Quiz 2

Dear all,

Dataset used in this quiz is taken from Kaggle - World Happiness Report competition.

Your going to find some statistical analysis for the dataset. Follow the instructions and answer the questions. Do not forget run the cell below:

In [ ]:
import numpy as np
import pandas as pd

How to Upload the Quiz?

You need to upload quiz on time to Ninova. If you get late for uploading then your quiz will not be graded. There will not be a make-up quiz.

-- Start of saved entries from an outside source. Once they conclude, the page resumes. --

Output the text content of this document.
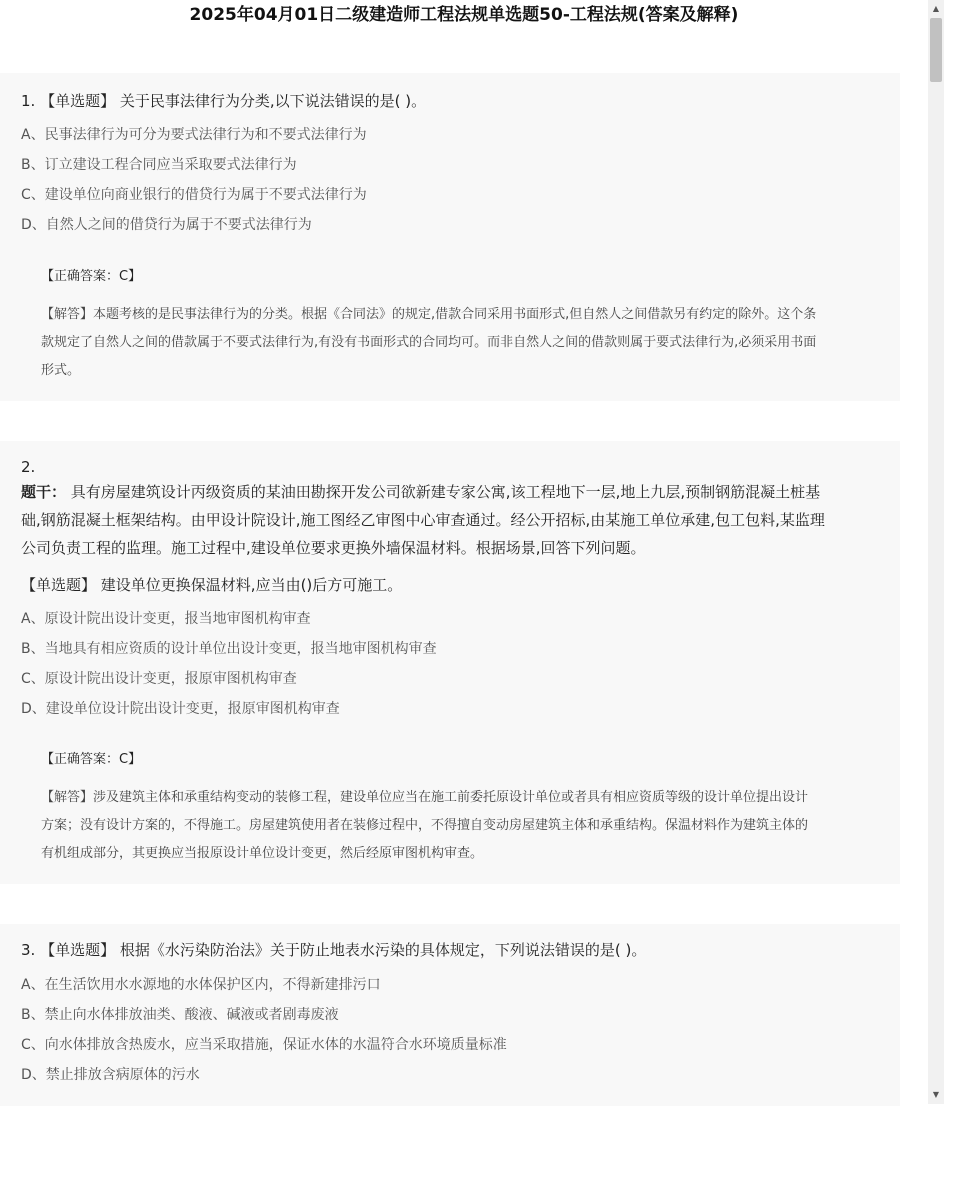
2025年04月01日二级建造师工程法规单选题50-工程法规(答案及解释)
1. 【单选题】 关于民事法律行为分类,以下说法错误的是( )。
A、民事法律行为可分为要式法律行为和不要式法律行为
B、订立建设工程合同应当采取要式法律行为
C、建设单位向商业银行的借贷行为属于不要式法律行为
D、自然人之间的借贷行为属于不要式法律行为
【正确答案：C】
【解答】本题考核的是民事法律行为的分类。根据《合同法》的规定,借款合同采用书面形式,但自然人之间借款另有约定的除外。这个条
款规定了自然人之间的借款属于不要式法律行为,有没有书面形式的合同均可。而非自然人之间的借款则属于要式法律行为,必须采用书面
形式。
2.
题干： 具有房屋建筑设计丙级资质的某油田勘探开发公司欲新建专家公寓,该工程地下一层,地上九层,预制钢筋混凝土桩基
础,钢筋混凝土框架结构。由甲设计院设计,施工图经乙审图中心审查通过。经公开招标,由某施工单位承建,包工包料,某监理
公司负责工程的监理。施工过程中,建设单位要求更换外墙保温材料。根据场景,回答下列问题。
【单选题】 建设单位更换保温材料,应当由()后方可施工。
A、原设计院出设计变更，报当地审图机构审查
B、当地具有相应资质的设计单位出设计变更，报当地审图机构审查
C、原设计院出设计变更，报原审图机构审查
D、建设单位设计院出设计变更，报原审图机构审查
【正确答案：C】
【解答】涉及建筑主体和承重结构变动的装修工程，建设单位应当在施工前委托原设计单位或者具有相应资质等级的设计单位提出设计
方案；没有设计方案的，不得施工。房屋建筑使用者在装修过程中，不得擅自变动房屋建筑主体和承重结构。保温材料作为建筑主体的
有机组成部分，其更换应当报原设计单位设计变更，然后经原审图机构审查。
3. 【单选题】 根据《水污染防治法》关于防止地表水污染的具体规定，下列说法错误的是( )。
A、在生活饮用水水源地的水体保护区内，不得新建排污口
B、禁止向水体排放油类、酸液、碱液或者剧毒废液
C、向水体排放含热废水，应当采取措施，保证水体的水温符合水环境质量标准
D、禁止排放含病原体的污水
▲
▼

You need to upload your solutions as HTML file. Inside the Jupyter Notebooks follow: File > Download as > HTML (.html). Then upload the HTML file to the Ninova.

Datasets

Download the datasets before starting:

1. Import three datasets

We have three different datasets for the years 2015, 2016, and 2017. The files' format are 'csv'. So you need to use pd.read_csv() function to read the datasets. Assign each dataset to a seperate variable called: year15, year16, and year17:

In [ ]:
year15 = None #replace None with your code
year16 = None #replace None with your code
year17 = None #replace None with your code

See the structure of the datasets using head() function.

In [ ]:
#Your code here for 2015
In [ ]:
#Your code here for 2016
In [ ]:
#Your code here for 2017

2. Descriptive Statistics

Run .describe() function for all variables to see descriptive statistics and make comments.

In [ ]:
#Your code here for 2015
In [ ]:
#Your code here for 2016
In [ ]:
#Your code here for 2017

----------> MAKE COMMENT HERE

3. Add 'year' column

Add new column, year, to all datasets. value of the column must be equal to the year. For instance year16['year'] = 2016. Do it for all dataframes.

In [ ]:
#Your code here for 2015
In [ ]:
#Your code here for 2016
In [ ]:
#Your code here for 2017

4. Combine the all datasets

After tagging the all datasets with 'year' column we can combine all datasets into one dataframe. Use pd.concat() function to combine. Assign it into a new variable called df.

In [ ]:
#Your code here

Let's see how dataset looks like:

In [ ]:
#Your code here

5. Delete Column

Delete the column Unnamed: 0 from the combined dataset, df:

In [ ]:
#Your code here

6. Find some countries

It looks like some countries are not listed in all datasets. Find which ones are missing. (You need to show your code for the answer.)

In [ ]:
#Your code here

Hint: Search for pandas counting values from Google

---------->LIST THE COUNTRIES HERE THAT ARE NOT LISTED IN ALL DATASETS

GRADING

All questions are 20 points. There is one extra question.